Back in the day, many producers included rungs with multiple H.264 profiles in their encoding ladders to ensure playback on older devices. In the encoding ladder below, pulled from Apple’s seminal TN2224 (now taken down and supplanted by the HLS Authoring Specifications), you see the recommended profiles and levels and the devices that they were meant to support.
Table 1. Encoding ladder from the Apple’s gone but not forgotten TN2224.
About four years ago, Apple abandoned this scheme and pronounced support for the Baseline and Main profiles obsolete, or at least vestigial. Specifically, sometime around January 2017, Apple amended TN2224 and launched the HLS Authoring Specifications. As I reported in my article Apple Makes Sweeping Changes to HLS Encoding Recommendations:
- TN2224 now says “You should also expect that all devices will be able to play content encoded using High Profile Level 4.1.”
- The Apple Devices spec then said “ 1.2. Profile and Level MUST be less than or equal to High Profile, Level 4.2. 1.3. You SHOULD use High Profile in preference to Main or Baseline Profile.”
Now the HLS Authoring Spec reads:
- 1.3a. For maximum compatibility, some H.264 variants SHOULD be less than or equal to High Profile, Level 4.1.
- 1.3b. * Profile and Level for H.264 MUST be less than or equal to High Profile, Level 5.2.
- 1.4. For H.264, you SHOULD use High Profile in preference to Main or Baseline Profile.
Regarding the asterisk, the Spec states “Rules with a leading asterisk (*) are modified by one or more of the Amended Requirements.” So, 1.3b appears to be new.
So, clearly, you shouldn’t exceed High Profile Level 5.2, which is 4K @ 60 fps. Shouldn’t be a problem. But it also looks like Apple is backing off its High Profile perch and recommending some rungs with lower profiles for “maximum compatibility.” What’s the best strategy here?
While most streaming publishers are loath to leave any viewers without a stream to view, understand that Baseline-only devices at this point are extremely rare. In addition, while the profile doesn’t make a huge difference at the top end of the ladder, it does on the lower end. The chart below shows the VMAF score for four relatively hard-to-encode files encoded to 360p @ 800 kbps, which is should be near the bottom end of most encoding ladders. As you can see, there is a significant quality jump from the Baseline to the Main Profile; much less so from the Main to the High Profile. If you’re really concerned about leaving viewers with older legacy devices without a stream to view, leave the bottom stream at Baseline but move up to Main in the next rung.
Level: Is there a Level or decode buffer size we should restrict ourselves to?
These are really two questions regarding level and decode buffer size. Let’s start with Level. Wikipedia defines levels as “a specified set of constraints that indicate a degree of required decoder performance for a profile. For example, a level of support within a profile specifies the maximum picture resolution, frame rate, and bit rate that a decoder may use. A decoder that conforms to a given level must be able to decode all bitstreams encoded for that level and all lower levels.”
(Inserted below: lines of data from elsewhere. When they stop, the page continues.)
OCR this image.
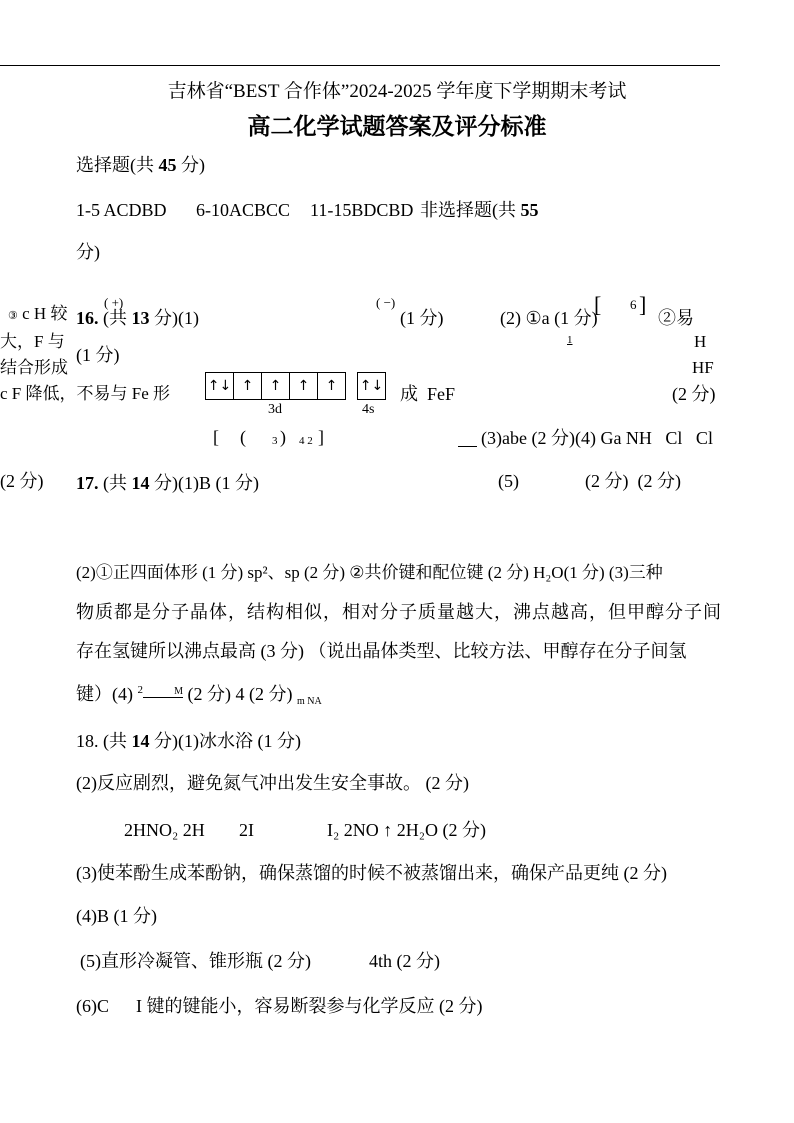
吉林省“BEST 合作体”2024-2025 学年度下学期期末考试
高二化学试题答案及评分标准
选择题(共 45 分)
1-5 ACDBD 6-10ACBCC 11-15BDCBD 非选择题(共 55
分)
③ c H 较
( +)
16. (共 13 分)(1)
( −)
(1 分)	(2) ①a (1 分)
[ 6 ]
②易
1	H
大，F 与
(1 分)
结合形成	HF
c F 降低，不易与 Fe 形	↑↓ ↑	↑	↑	↑	↑↓
3d	4s
成  FeF	(2 分)
[ ( 3 ) 4 2 ]	(3)abe (2 分)(4) Ga NH   Cl   Cl
(2 分) 17. (共 14 分)(1)B (1 分)	(5)	(2 分)  (2 分)
(2)①正四面体形 (1 分) sp²、sp (2 分) ②共价键和配位键 (2 分) H₂O(1 分) (3)三种
物质都是分子晶体，结构相似，相对分子质量越大，沸点越高，但甲醇分子间
存在氢键所以沸点最高 (3 分) （说出晶体类型、比较方法、甲醇存在分子间氢
键）(4) $^2$	M (2 分) 4 (2 分) $_{m NA}$
18. (共 14 分)(1)冰水浴 (1 分)
(2)反应剧烈，避免氮气冲出发生安全事故。 (2 分)
2HNO₂ 2H 2I	I₂ 2NO ↑ 2H₂O (2 分)
(3)使苯酚生成苯酚钠，确保蒸馏的时候不被蒸馏出来，确保产品更纯 (2 分)
(4)B (1 分)
(5)直形冷凝管、锥形瓶 (2 分)	4th (2 分)
(6)C I 键的键能小，容易断裂参与化学反应 (2 分)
Just to put a stake in the ground, the iPhone 6 shipped in September 2014, and supported “H.264 video up to 1080p, 60 frames per second, High Profile level 4.2 with AAC-LC audio up to 160 Kbps. According to the specs I snipped from Wikipedia below, this means a maximum data rate of 50 Mbps, and a maximum resolution/frame rate combination of 2048×1080 at 60 fps. This is a pretty old device, and so long as you’re distributing HD video (as opposed to 2K/4K) it would be tough to exceed these specifications.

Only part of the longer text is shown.